Car le festival est rongé d’une longue maladie - un financement non pas permanent, mais sporadique, autorisant officiellement l'équipe de sélectionneurs à se mettre au travail trois ou quatre mois seulement avant l'ouverture, alors que les grands festivals du monde entier glanent les films tout au long de l'année. Ainsi, l'organisation même du festival implique de travailler dans une atmosphère d'empressement, dans un régime d'urgence et d'inefficacité.

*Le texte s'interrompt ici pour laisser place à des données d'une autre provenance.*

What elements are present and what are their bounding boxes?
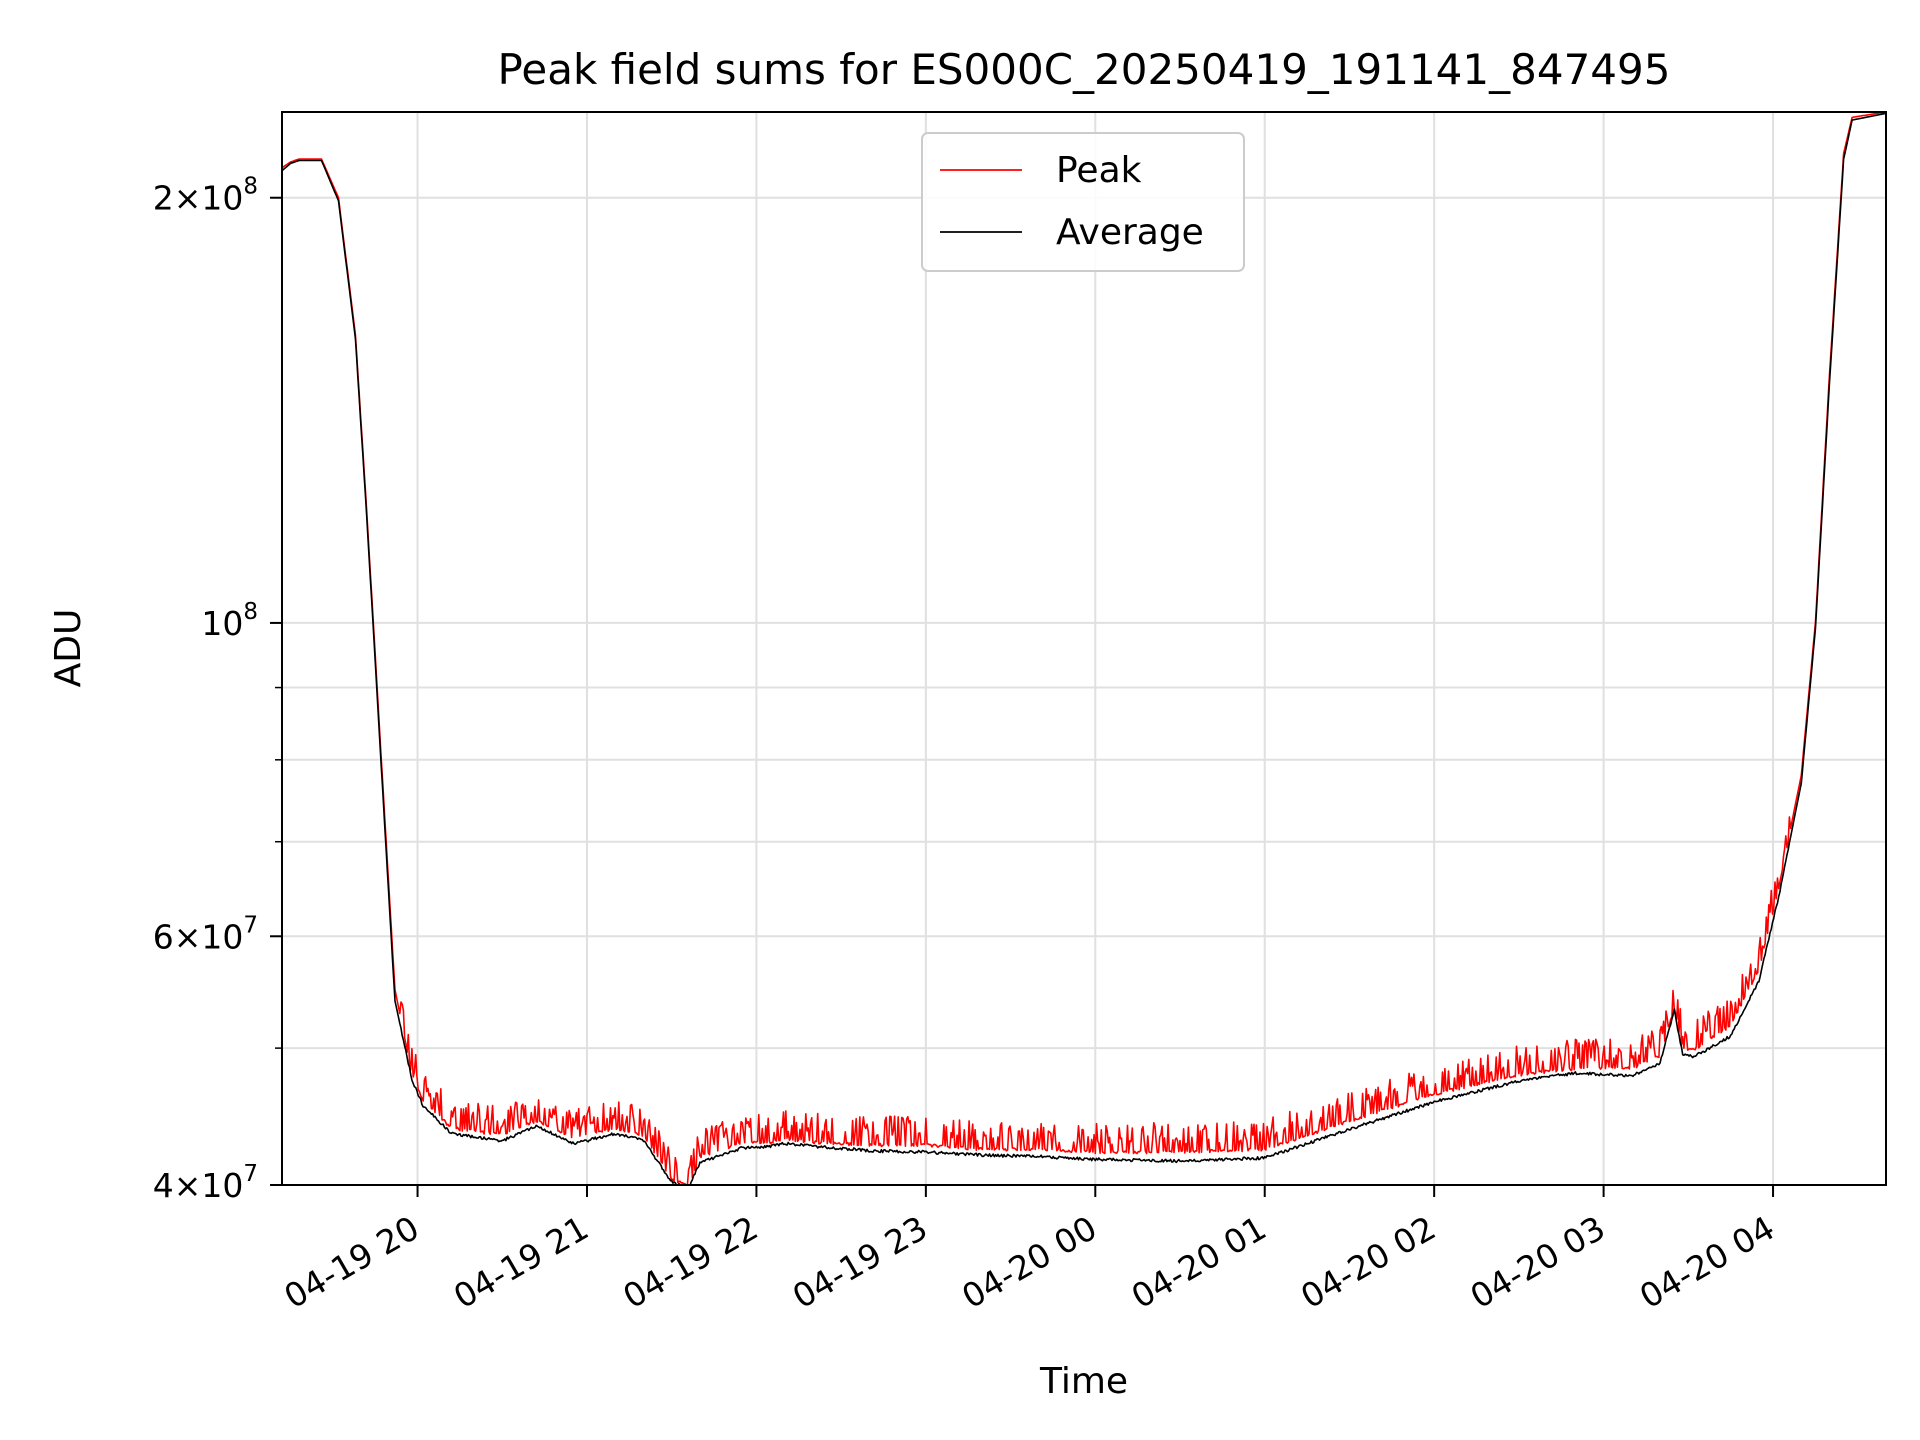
y-axis-label: ADU — [48, 609, 89, 688]
legend: Peak Average — [921, 132, 1245, 272]
series-line-peak — [282, 112, 1886, 1185]
plot-frame — [281, 111, 1887, 1186]
legend-label-peak: Peak — [1056, 150, 1142, 191]
legend-box — [921, 132, 1245, 272]
y-axis: 4×107 6×107 108 2×108 — [153, 174, 282, 1205]
chart-title: Peak field sums for ES000C_20250419_1911… — [498, 45, 1671, 94]
y-tick-label: 108 — [201, 599, 258, 643]
y-tick-label: 6×107 — [153, 912, 258, 956]
y-tick-label: 4×107 — [153, 1161, 258, 1205]
series-layer — [282, 112, 1886, 1185]
legend-label-average: Average — [1056, 212, 1204, 253]
series-line-average — [282, 112, 1886, 1185]
x-axis-label: Time — [1039, 1361, 1128, 1402]
y-tick-label: 2×108 — [153, 174, 258, 218]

Dans une certaine mesure, les maux du festival sont liés à l'inamovibilité de ses organisateurs - pas seulement des sélectionneurs, mais aussi de l'ensemble de la direction. Le réalisateur de premier plan Nikita Mikhalkov tourne ses films, il occupe beaucoup de postes administratifs et publics, et il ne peut physiquement pas prêter l'attention qu'exige la fonction de président d'un tel festival. Concernant les sélectionneurs, la gamme de leur goût est bien connue des habitués du FIFM, et elle ne reflète pas la moitié de la palette de styles et de genres du cinéma mondial. Par conséquent, la presse exige avec une insistance croissante une rotation de toute l'équipe - une rotation progressive, tactique, mais constante.